OTTAWA — While Tuesday’s spring economic update included mostly tepid steps in response to what Prime Minister Mark Carney has called a period of ruptures, the document was not without substance. For instance, it showed a slightly lower deficit of $66.9 billion for the past year due to improved fiscal outcomes, along with a rash of new spending thanks to the windfall. However, just as important as the document’s contents, as is often the case, were the items and information that were not included.
More Public Sector Cuts
True, the Carney government has already announced a reduction to the federal bureaucracy, which it dubbed the Comprehensive Expenditure Review. Here’s the thing about that review, however, despite its call to reduce the public service by about 40,000 positions over the next few years: It’s really not that comprehensive. Many of those positions will be eliminated through retirement and other forms of attrition, and those reductions would only return the size of the federal bureaucracy to what it was a few years ago amid the Trudeau hiring spree. That’s despite further advancements in the digital world and the growth of artificial intelligence, both of which are allowing private companies to increase efficiencies through the use of more technology. Tuesday’s spring economic update did not take the drive for further efficiency much further, beyond the latest promise to save money by relying less on consultants.
Apples to Apples
The update’s international comparisons of national debt are not exactly apples to apples. The Canadian net debt figure, for example, which is much rosier than that of each of the other G7 countries, is bolstered by the fact that Canada’s liabilities are significantly lower comparatively than its counterparts in large part because the Canada Pension Plan (and its Quebec counterpart) is fully funded. In short, that means our future obligations for the country’s primary pension plan are basically covered, whereas many other countries simply use a pay-as-you-go system for pension costs, similar to how Canada manages employment insurance, Old Age Security and many other programs.
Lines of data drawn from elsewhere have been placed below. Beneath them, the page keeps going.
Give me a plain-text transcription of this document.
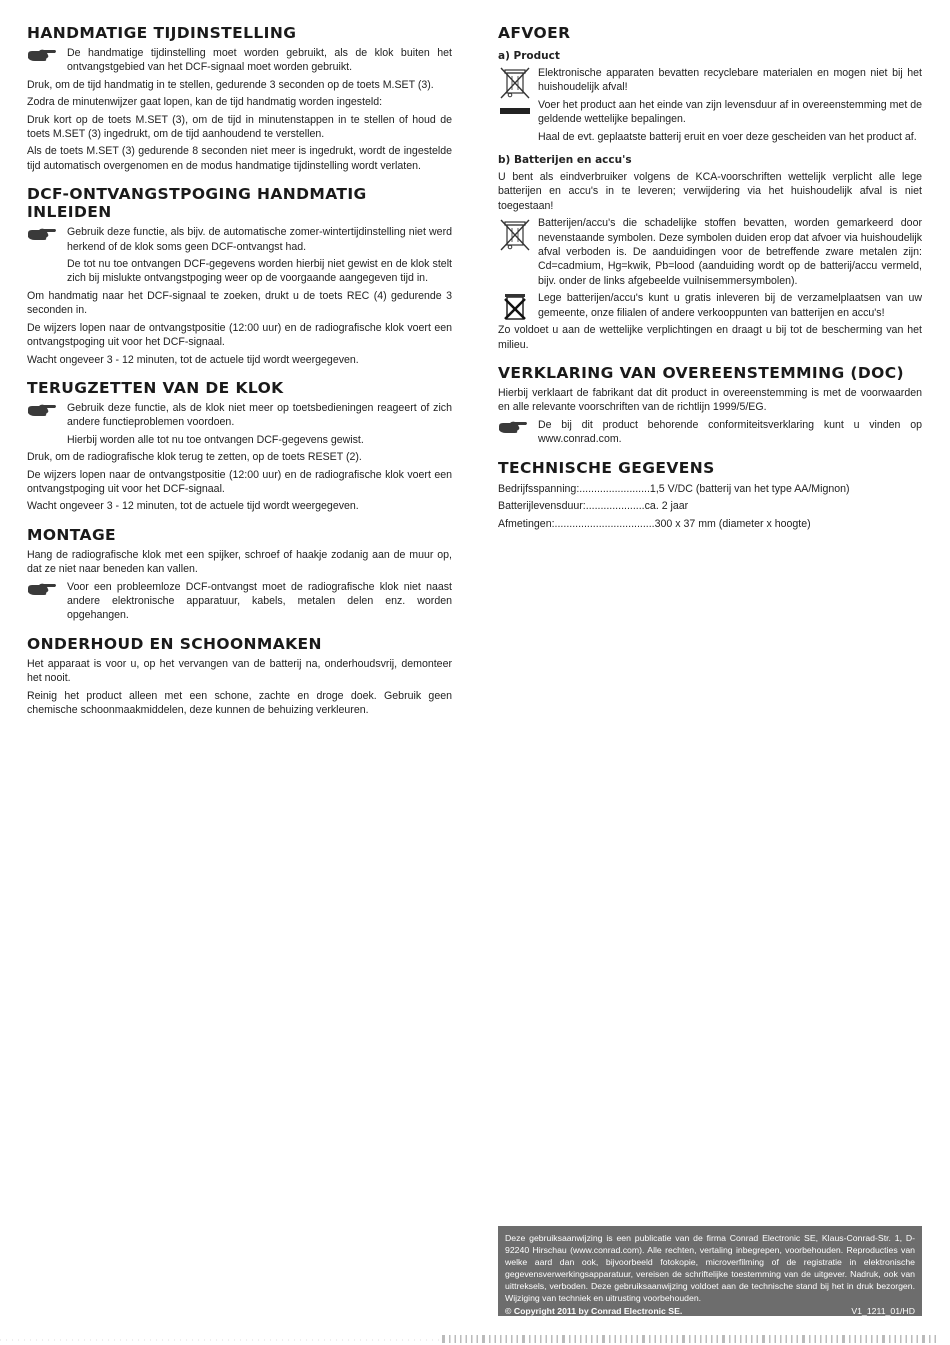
HANDMATIGE TIJDINSTELLING

De handmatige tijdinstelling moet worden gebruikt, als de klok buiten het ontvangstgebied van het DCF-signaal moet worden gebruikt.

Druk, om de tijd handmatig in te stellen, gedurende 3 seconden op de toets M.SET (3).

Zodra de minutenwijzer gaat lopen, kan de tijd handmatig worden ingesteld:

Druk kort op de toets M.SET (3), om de tijd in minutenstappen in te stellen of houd de toets M.SET (3) ingedrukt, om de tijd aanhoudend te verstellen.

Als de toets M.SET (3) gedurende 8 seconden niet meer is ingedrukt, wordt de ingestelde tijd automatisch overgenomen en de modus handmatige tijdinstelling wordt verlaten.

DCF-ONTVANGSTPOGING HANDMATIG INLEIDEN

Gebruik deze functie, als bijv. de automatische zomer-wintertijdinstelling niet werd herkend of de klok soms geen DCF-ontvangst had.

De tot nu toe ontvangen DCF-gegevens worden hierbij niet gewist en de klok stelt zich bij mislukte ontvangstpoging weer op de voorgaande aangegeven tijd in.

Om handmatig naar het DCF-signaal te zoeken, drukt u de toets REC (4) gedurende 3 seconden in.

De wijzers lopen naar de ontvangstpositie (12:00 uur) en de radiografische klok voert een ontvangstpoging uit voor het DCF-signaal.

Wacht ongeveer 3 - 12 minuten, tot de actuele tijd wordt weergegeven.

TERUGZETTEN VAN DE KLOK

Gebruik deze functie, als de klok niet meer op toetsbedieningen reageert of zich andere functieproblemen voordoen.

Hierbij worden alle tot nu toe ontvangen DCF-gegevens gewist.

Druk, om de radiografische klok terug te zetten, op de toets RESET (2).

De wijzers lopen naar de ontvangstpositie (12:00 uur) en de radiografische klok voert een ontvangstpoging uit voor het DCF-signaal.

Wacht ongeveer 3 - 12 minuten, tot de actuele tijd wordt weergegeven.

MONTAGE

Hang de radiografische klok met een spijker, schroef of haakje zodanig aan de muur op, dat ze niet naar beneden kan vallen.

Voor een probleemloze DCF-ontvangst moet de radiografische klok niet naast andere elektronische apparatuur, kabels, metalen delen enz. worden opgehangen.

ONDERHOUD EN SCHOONMAKEN

Het apparaat is voor u, op het vervangen van de batterij na, onderhoudsvrij, demonteer het nooit.

Reinig het product alleen met een schone, zachte en droge doek. Gebruik geen chemische schoonmaakmiddelen, deze kunnen de behuizing verkleuren.

AFVOER
a) Product

Elektronische apparaten bevatten recyclebare materialen en mogen niet bij het huishoudelijk afval!

Voer het product aan het einde van zijn levensduur af in overeenstemming met de geldende wettelijke bepalingen.

Haal de evt. geplaatste batterij eruit en voer deze gescheiden van het product af.

b) Batterijen en accu's

U bent als eindverbruiker volgens de KCA-voorschriften wettelijk verplicht alle lege batterijen en accu's in te leveren; verwijdering via het huishoudelijk afval is niet toegestaan!

Batterijen/accu's die schadelijke stoffen bevatten, worden gemarkeerd door nevenstaande symbolen. Deze symbolen duiden erop dat afvoer via huishoudelijk afval verboden is. De aanduidingen voor de betreffende zware metalen zijn: Cd=cadmium, Hg=kwik, Pb=lood (aanduiding wordt op de batterij/accu vermeld, bijv. onder de links afgebeelde vuilnisemmersymbolen).

Lege batterijen/accu's kunt u gratis inleveren bij de verzamelplaatsen van uw gemeente, onze filialen of andere verkooppunten van batterijen en accu's!

Zo voldoet u aan de wettelijke verplichtingen en draagt u bij tot de bescherming van het milieu.

VERKLARING VAN OVEREENSTEMMING (DOC)

Hierbij verklaart de fabrikant dat dit product in overeenstemming is met de voorwaarden en alle relevante voorschriften van de richtlijn 1999/5/EG.

De bij dit product behorende conformiteitsverklaring kunt u vinden op www.conrad.com.

TECHNISCHE GEGEVENS
Bedrijfsspanning: ........................ 1,5 V/DC (batterij van het type AA/Mignon)
Batterijlevensduur: .................... ca. 2 jaar
Afmetingen: .................................. 300 x 37 mm (diameter x hoogte)

Deze gebruiksaanwijzing is een publicatie van de firma Conrad Electronic SE, Klaus-Conrad-Str. 1, D-92240 Hirschau (www.conrad.com). Alle rechten, vertaling inbegrepen, voorbehouden. Reproducties van welke aard dan ook, bijvoorbeeld fotokopie, microverfilming of de registratie in elektronische gegevensverwerkingsapparatuur, vereisen de schriftelijke toestemming van de uitgever. Nadruk, ook van uittreksels, verboden. Deze gebruiksaanwijzing voldoet aan de technische stand bij het in druk bezorgen. Wijziging van techniek en uitrusting voorbehouden.

© Copyright 2011 by Conrad Electronic SE.	V1_1211_01/HD
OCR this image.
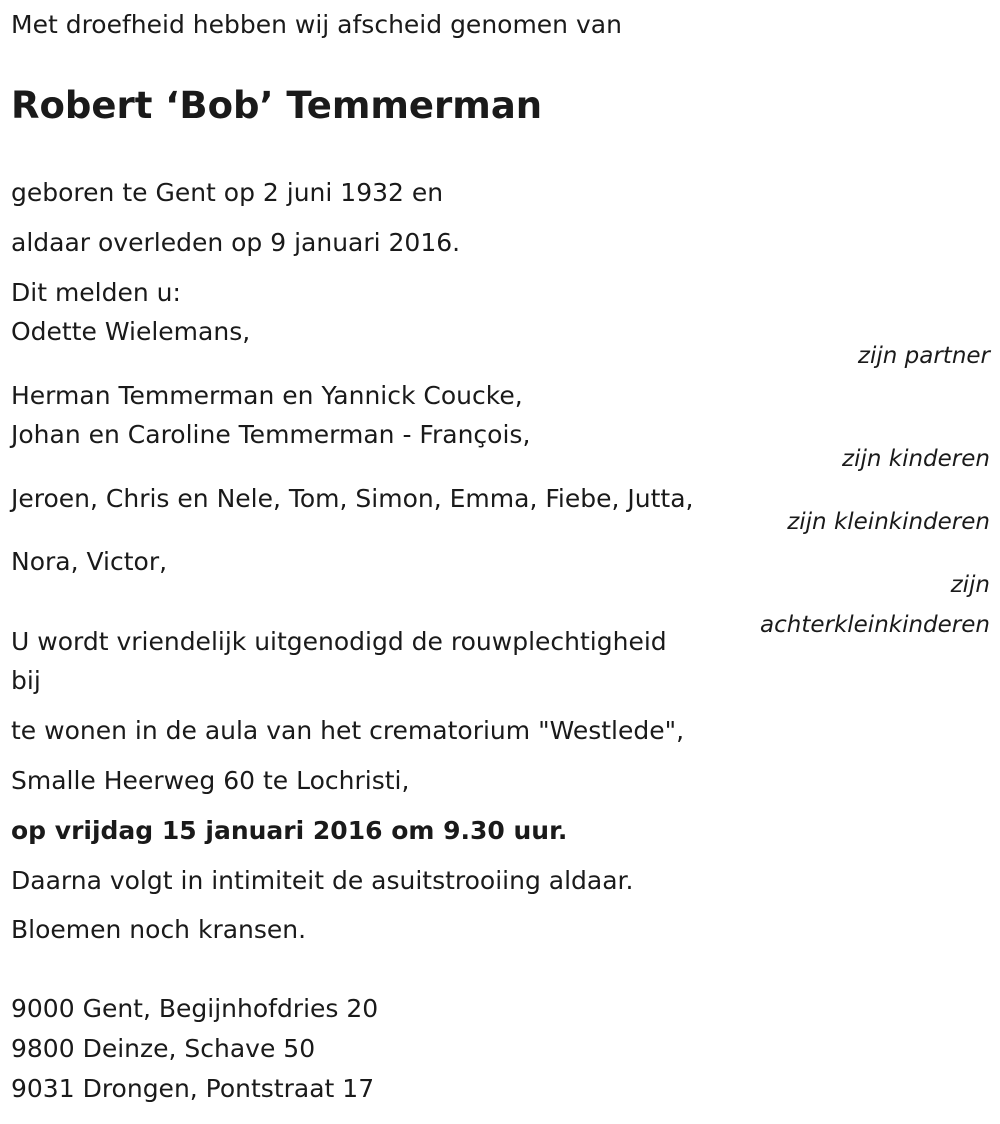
Met droefheid hebben wij afscheid genomen van
Robert ‘Bob’ Temmerman
geboren te Gent op 2 juni 1932 en
aldaar overleden op 9 januari 2016.
Dit melden u:
Odette Wielemans,
zijn partner
Herman Temmerman en Yannick Coucke,
Johan en Caroline Temmerman - François,
zijn kinderen
Jeroen, Chris en Nele, Tom, Simon, Emma, Fiebe, Jutta,
zijn kleinkinderen
Nora, Victor,
zijn
achterkleinkinderen
U wordt vriendelijk uitgenodigd de rouwplechtigheid
bij
te wonen in de aula van het crematorium "Westlede",
Smalle Heerweg 60 te Lochristi,
op vrijdag 15 januari 2016 om 9.30 uur.
Daarna volgt in intimiteit de asuitstrooiing aldaar.
Bloemen noch kransen.
9000 Gent, Begijnhofdries 20
9800 Deinze, Schave 50
9031 Drongen, Pontstraat 17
It’s a fiscal advantage for Canada to have those hefty pension costs taken care of in advance, but it leaves the international comparisons imperfect.
Future Spending
Of course it’s impossible to say what new spending future governments will come up with. But given that we can be pretty sure they won’t be short of ideas, it makes many of the future spending and deficit projections — which always seem to be on the rosy side — less than valid. The spring economic update did not provide concrete details on how the government plans to achieve its fiscal targets, leaving many questions unanswered about the sustainability of its spending plans.